This blog is a week – to be more accurate, a week and a day – later. I took a week’s leave last week. and we went away for a week of walking, cycling and exploring to a remote corner of Herefordshire. We might have chosen a week of better weather, but it was nonetheless good to get away from the succession of screen meetings which tends to shape the working week in these curious times. A week of walking and cycling almost traffic free lanes makes a huge difference.
June has been ‘Move More’ month in Sheffield. The month focuses attention on the benefits of physical exercise, and it has been a fantastic opportunity to support one another to be active and focus on the benefits of physical activity. The slogan ‘move more’ is just about perfect: it says exactly what it means and means exactly what it says, unlike most political slogans which are deliberately obfuscatory and meaningless. ‘Move more’ simply makes the point that we can all of us move more, more often, and for longer, whatever our initial levels of physical activity. This is a collaborative initiative, led by the National Centre for Sports and Exercise medicine, and headed up by Sheffield Hallam academic Dr Anna Lowe. Rob Copeland, who leads the Advanced Well-Being research strategy often opens his presentations by observing that for many of us, physical exercise has been designed out of our daily lives: there are just too many labour-saving devices and too much sedentary working. The impacts on levels of physical activity are itself a driver of poor long term physical health. The data on car journeys is especially damning: in 2017, the House of Commons Select Committee on Transport found that over 60% of journeys of between one and two miles were made by car. We can all move more.
Sheffield, of course, has a reputation as “The Outdoor City”. People have long been attracted by the city’s green spaces – those long fingers of green reaching deep into the heart of the city – and its proximity to the spectacular exercise opportunities afforded by the Peak District. As it happens, as we got back from a week in Herefordshire, we had a weekend visit from old university friends. We’d not been able to see them for the past fifteen months and this was their first visit to Sheffield to see us. Urban dwellers from the south, they were surprised by just how quickly we could get out into the Peak District for bracing walks. On our Sunday morning walk in the Porter Valley, they were particularly taken aback by just how many people we participating in the Round Sheffield Run.
This is part of the background to the new Move More strategy which sets out a clear vision and mission which unites the city’s residents with a shared purpose to create a healthier, happier and more connected Sheffield. The approach has been renewed in the wake of the Covid-19 pandemic. Health inequalities have been simultaneously a driver of differential experiences in the pandemic, but have also been reinforced and exacerbated by it. This in itself means that there’s no easy solution to the challenges of moving more.
Almost everyone knows that they should be more physically active, and that more activity is good for them physically, emotionally and psychologically. But if there is one compelling reason to move more, there are always a compelling range of smaller reasons to put off the walk, the cycle ride, the run or the gym: the action-intention gap is large. This means that a strategy is needed – and like all strategies it involves clear problem diagnosis, a compelling over-arching vision and a set of actions to achieve a common goal. So the Move More vision is a joint endeavour – a collaboration of anchor institutions, civic leaders, groups and individuals, and this in itself means that Hallam’s engagement with, a collaborative leadership of the Move More strategy is a good example of civic engagement in action.

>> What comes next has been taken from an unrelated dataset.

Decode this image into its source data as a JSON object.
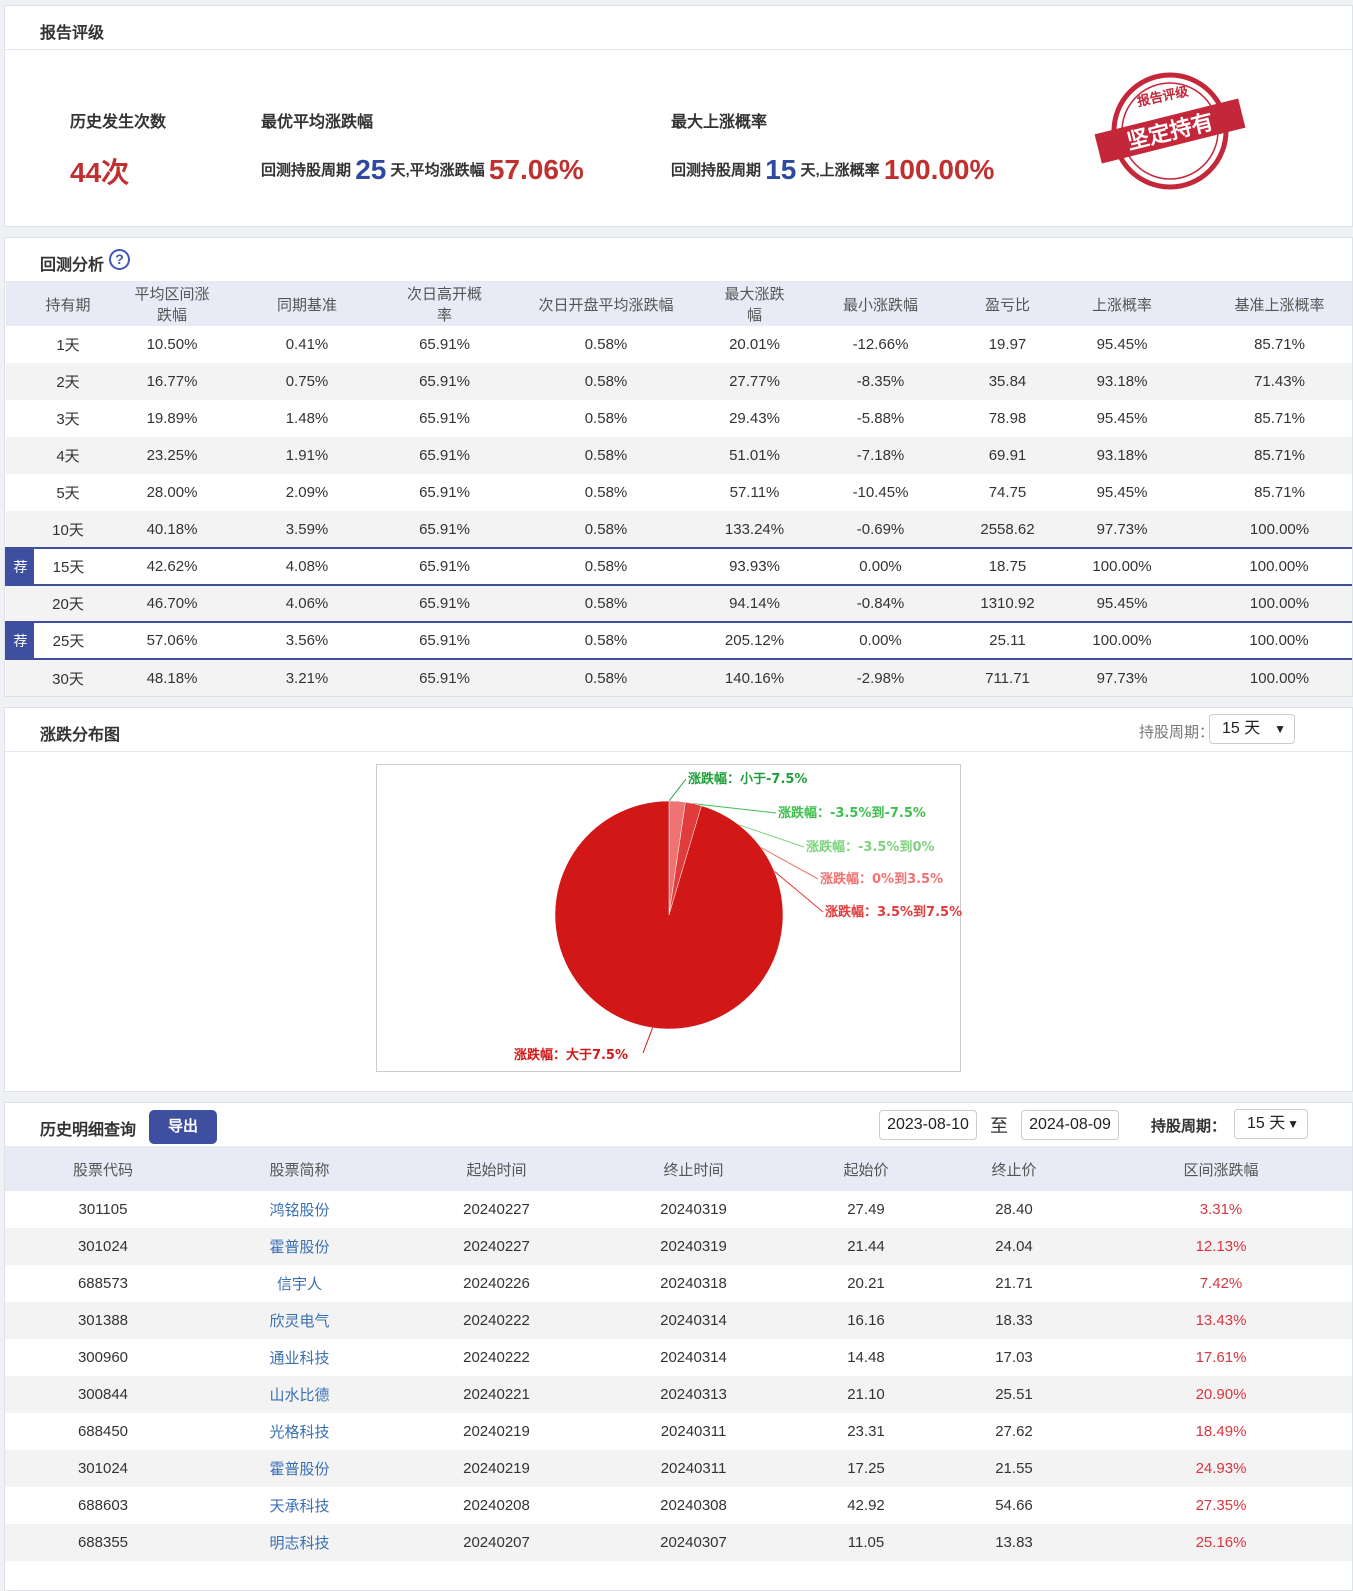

The new Move More campaign has been marked with a new interactive game, Beat the Street, which launched on Wednesday 16 June and runs until 28 July. The game aims to get everyone moving and has already been a huge success with 50,000 players signed up and, so the website just informed me, over 200,000 miles already covered. You can register as an individual or together as a team to earn points, raise money for charity and win prizes as you walk, cycle, run, scoot or roll to clock up as many active travel miles as possible. Find out more details, including where to pick up your fob/card, how to register, maps and more by visiting the Beat The Street website.
All the activities taking place across Sheffield this month have certainly inspired me. As I return to a busy week of Zoom meetings, I am determined to make sure I move much more and keep active throughout the working day. We can all move more.